The Real Toy Story: A Look Inside a Chinese Factory
A post on Reddit by user mod83 this morning introduced me to Michael Wolf, a German-born, Hong Kong-based photographer. After a career in photojournalism, Wolf made the switch to fine arts in 2003, producing many works depicting life in urban China.
In 2004, Wolf created an art installation in called "The Real Toy Story." For the project, Wolf took portrait and action shots of Chinese factory workers building children's toys, then sought out those same items in stores across California. Combining the bright plastic toys with the gray factory shots, Wolf hoped to highlight the disconnect between the products we buy and the culture that produces them.
You can visit Michael Wolf's site to see photos of the installation as well as all of the individual photographs used. While I appreciate what he was doing with the gallery showing, the photos are more powerful without all the splash. The portraits are staged and I assume the factories were on their best behavior during the shoots, but you still get a real look at what life is like for these workers. How they work, how they dress, what they eat and where they sleep.

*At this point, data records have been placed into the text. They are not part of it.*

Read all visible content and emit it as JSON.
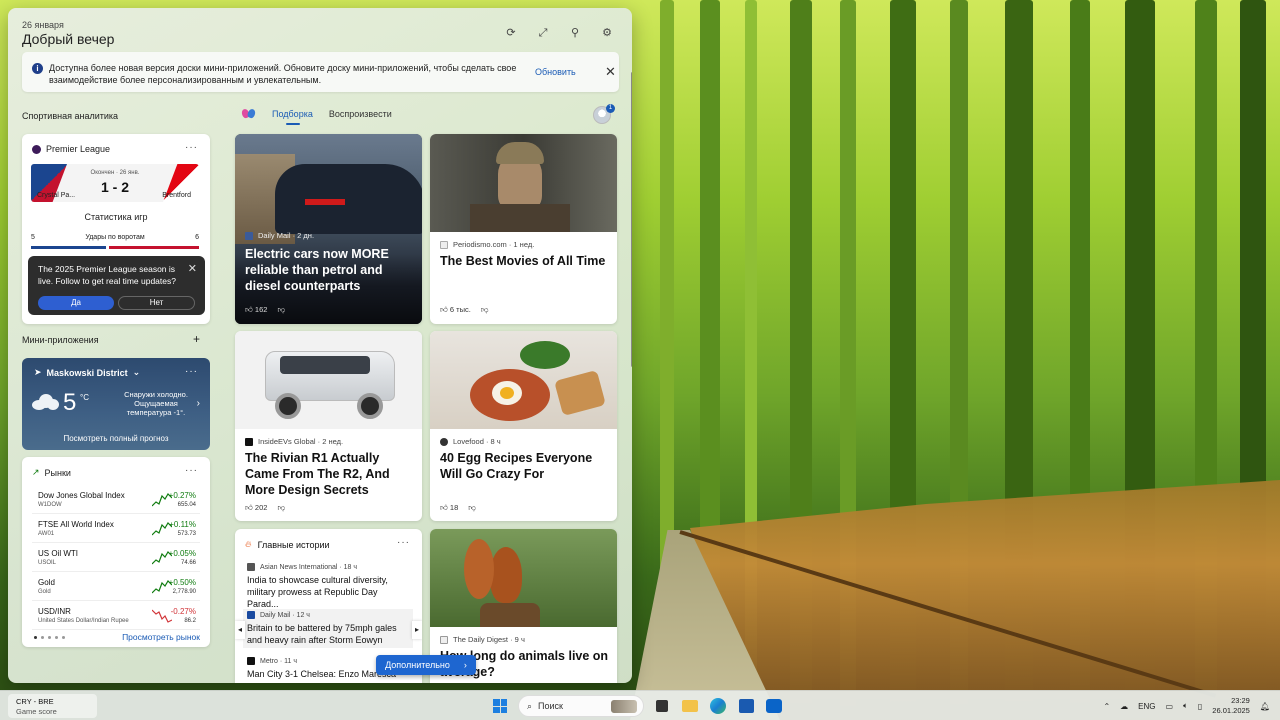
{
  "board": {
    "date": "26 января",
    "greeting": "Добрый вечер",
    "header_icons": [
      "refresh-icon",
      "expand-icon",
      "pin-icon",
      "settings-icon"
    ]
  },
  "banner": {
    "text": "Доступна более новая версия доски мини-приложений. Обновите доску мини-приложений, чтобы сделать свое взаимодействие более персонализированным и увлекательным.",
    "update_label": "Обновить"
  },
  "sports": {
    "section_title": "Спортивная аналитика",
    "league": "Premier League",
    "status": "Окончен · 26 янв.",
    "score": "1 - 2",
    "home": "Crystal Pa...",
    "away": "Brentford",
    "stats_title": "Статистика игр",
    "stat": {
      "label": "Удары по воротам",
      "home": "5",
      "away": "6"
    },
    "popup": {
      "text": "The 2025 Premier League season is live. Follow to get real time updates?",
      "yes": "Да",
      "no": "Нет"
    }
  },
  "miniapps_title": "Мини-приложения",
  "weather": {
    "location": "Maskowski District",
    "temp": "5",
    "unit": "°C",
    "desc": "Снаружи холодно. Ощущаемая температура -1°.",
    "link": "Посмотреть полный прогноз"
  },
  "markets": {
    "title": "Рынки",
    "rows": [
      {
        "name": "Dow Jones Global Index",
        "sym": "W1DOW",
        "chg": "+0.27%",
        "val": "655.04",
        "up": true
      },
      {
        "name": "FTSE All World Index",
        "sym": "AW01",
        "chg": "+0.11%",
        "val": "573.73",
        "up": true
      },
      {
        "name": "US Oil WTI",
        "sym": "USOIL",
        "chg": "+0.05%",
        "val": "74.66",
        "up": true
      },
      {
        "name": "Gold",
        "sym": "Gold",
        "chg": "+0.50%",
        "val": "2,778.90",
        "up": true
      },
      {
        "name": "USD/INR",
        "sym": "United States Dollar/Indian Rupee",
        "chg": "-0.27%",
        "val": "86.2",
        "up": false
      }
    ],
    "more": "Просмотреть рынок"
  },
  "feed": {
    "tabs": [
      "Подборка",
      "Воспроизвести"
    ],
    "avatar_badge": "1",
    "cards": [
      {
        "source": "Daily Mail · 2 дн.",
        "title": "Electric cars now MORE reliable than petrol and diesel counterparts",
        "likes": "162"
      },
      {
        "source": "Periodismo.com · 1 нед.",
        "title": "The Best Movies of All Time",
        "likes": "6 тыс."
      },
      {
        "source": "InsideEVs Global · 2 нед.",
        "title": "The Rivian R1 Actually Came From The R2, And More Design Secrets",
        "likes": "202"
      },
      {
        "source": "Lovefood · 8 ч",
        "title": "40 Egg Recipes Everyone Will Go Crazy For",
        "likes": "18"
      },
      {
        "source": "The Daily Digest · 9 ч",
        "title": "How long do animals live on average?"
      }
    ],
    "top_stories": {
      "title": "Главные истории",
      "items": [
        {
          "source": "Asian News International · 18 ч",
          "title": "India to showcase cultural diversity, military prowess at Republic Day Parad..."
        },
        {
          "source": "Daily Mail · 12 ч",
          "title": "Britain to be battered by 75mph gales and heavy rain after Storm Eowyn"
        },
        {
          "source": "Metro · 11 ч",
          "title": "Man City 3-1 Chelsea: Enzo Maresca"
        }
      ]
    },
    "more_label": "Дополнительно"
  },
  "taskbar": {
    "widget_l1": "CRY - BRE",
    "widget_l2": "Game score",
    "search": "Поиск",
    "lang": "ENG",
    "time": "23:29",
    "date": "26.01.2025"
  },
  "colors": {
    "accent": "#1e66d0",
    "up": "#107c10",
    "down": "#d13438"
  }
}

What I found most interesting are all the chairs they use. When you go through the gallery, pay attention to what all the employees are sitting on during their portrait shots. The cobbled-together seats are apparently so common in China that Wolf's first art project, "Bastard Chairs," focused exclusive on them.
These photos are nearly 10 years old now, and a lot has happened in China, as well as in the U.S., that could impact the conditions you see in these photos. An increased focus on China as it becomes a more powerful world player, higher material costs that make mass production less profitable, and stronger regulations due to laws like CPSIA are all changing the picture of Chinese factory life. These factories don't look nearly as bad as some I've seen, and maybe life for these workers is even better now than it was in 2004, but according to one report on Mattel released last week, that isn't likely.
The factories depicted may not produce items relevant to our industry, but Chinese shops like this are making promotional products every day. It's not difficult to imagine the workers assembling tumblers or T-shirts instead of doll parts.